The new research also indicates that the life sciences sector is now a leading source of U.S. employment growth. Comparing to a 1.0 index in September 2011, biotech R&D employment sits at just a hair under 2.0 a decade later, while tech employment sits at around 1.55, and total life sciences employment lands at just under 1.3.
“If we look over the past 10 years, we see that life sciences employment has grown much faster than overall employment,” Anderson said. “And biotech R&D is growing about as fast as any segment of the U.S. economy.”
While life sciences job growth and overall employment reached significant heights in many of the expected markets, including the San Francisco Bay and Boston-Cambridge areas, CBRE also found marked growth in many emerging life sciences markets.
“One of the biggest surprises in our recent research has been the amount of employment growth in Sun Belt markets like Phoenix, Dallas and Atlanta,” Anderson said. “These are three big metropolitan areas, but they’re not conventional life sciences hubs. And yet, the data shows that life sciences employment in those markets is growing rapidly.”

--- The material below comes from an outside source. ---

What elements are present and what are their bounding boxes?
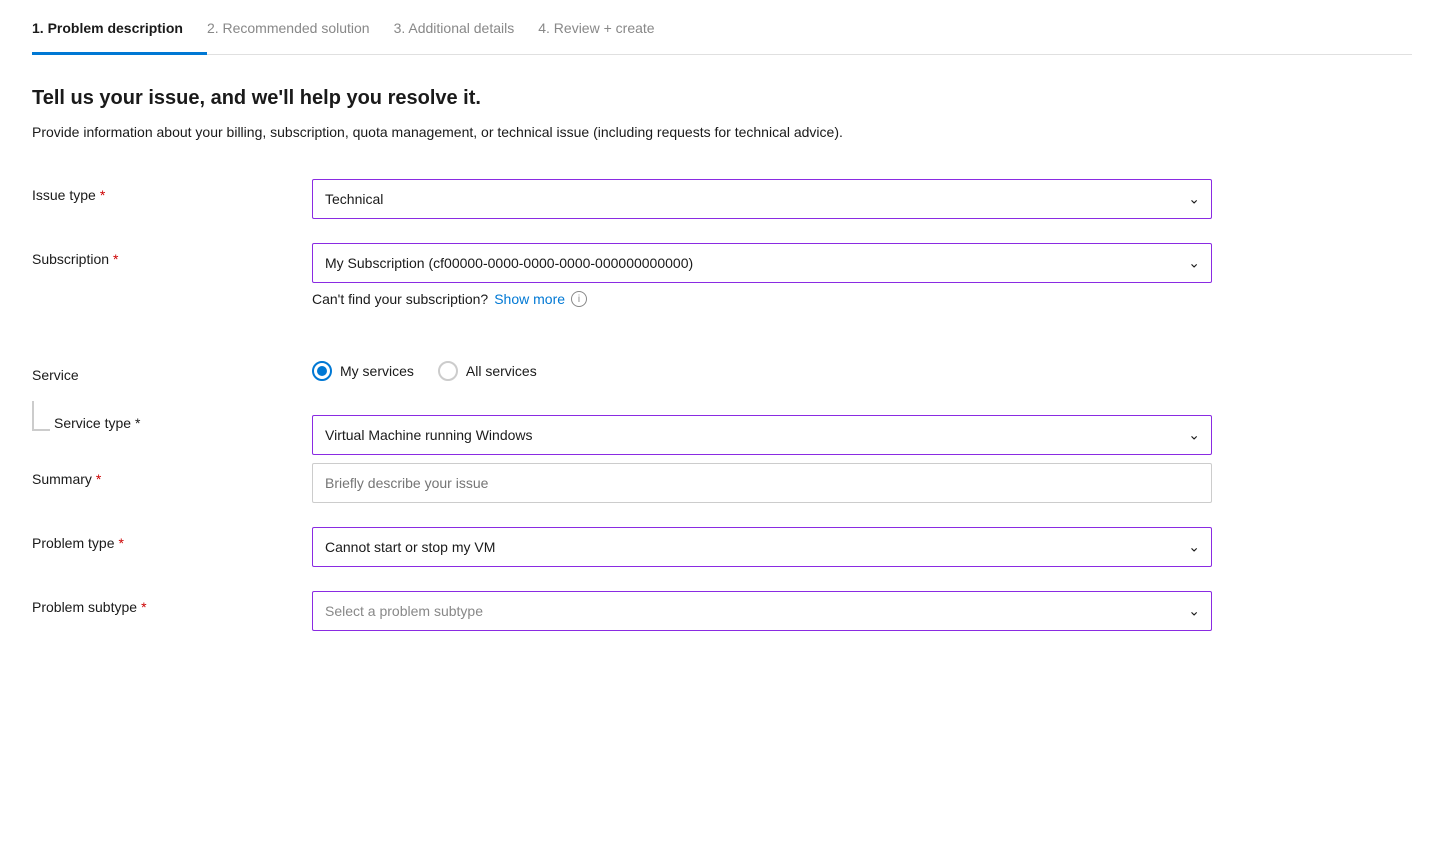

Given all this, it’s no surprise that life sciences real estate is in high demand, especially in the sector’s top markets. CBRE’s research found that lab space is at a premium, with only a 1.10 percent vacancy rate each for lab/R&D space in the Boston-Cambridge and New York City markets, and that over the previous six months, asking rents rose in almost every major life sciences market. Boston-Cambridge and the San Francisco Bay area each saw an 8 percent rise, while San Diego saw 12 percent higher asking rents for life sciences spaces.
Unsurprisingly, this rapid growth has led to higher construction rates as well, with 23.8 MSF of lab space currently under construction. As recently as first-quarter 2021, that figure was under 20 MSF, and was barely above 15 MSF for 2020. And most encouraging in the midst of all this, is that as supply grows, it is still outpaced by demand.
Delving deeper into the cause and effect of it all, Anderson notes that CBRE has determined direct causation between the growth of funding in the sector and the growth of both employment and desired space.
“What we’ve found is that national venture capital funding leads employment growth by about nine to 12 months,” Anderson said. “As it happens, we’ve just reached a record of venture capital funding. Because of that, we would expect employment growth and space demand to continue to grow for the next nine to 12 months.”
Life sciences funding is higher than ever. After life sciences initial public offerings topped $4 billion just once between 2011 and 2017, that figure has been topped every year since 2018 and was more than doubled in 2020, when life sciences IPOs topped out at over $10 billion. The projected total for 2021, meanwhile, is expected to reach almost $13 billion.
“We have seen soaring investment demand for life sciences real estate over the past year, year and a half,” Anderson said. “It has grown more rapidly than most other major property types over the last decade or so, but especially over the past year-and-a-half, and pricing is as strong as it’s ever been. At this point, life sciences R&D properties are selling at a much higher price point than the average conventional office property.”
All of the report’s findings lead to the conclusion that the life sciences sector will continue to expand and grow, remaining CRE’s reliable growth sector for many years to come.
“There are significant long-term demand drivers that show an exceedingly bright future for the life sciences market,” Anderson said. “And it is only going to expand into greater segments of American society.”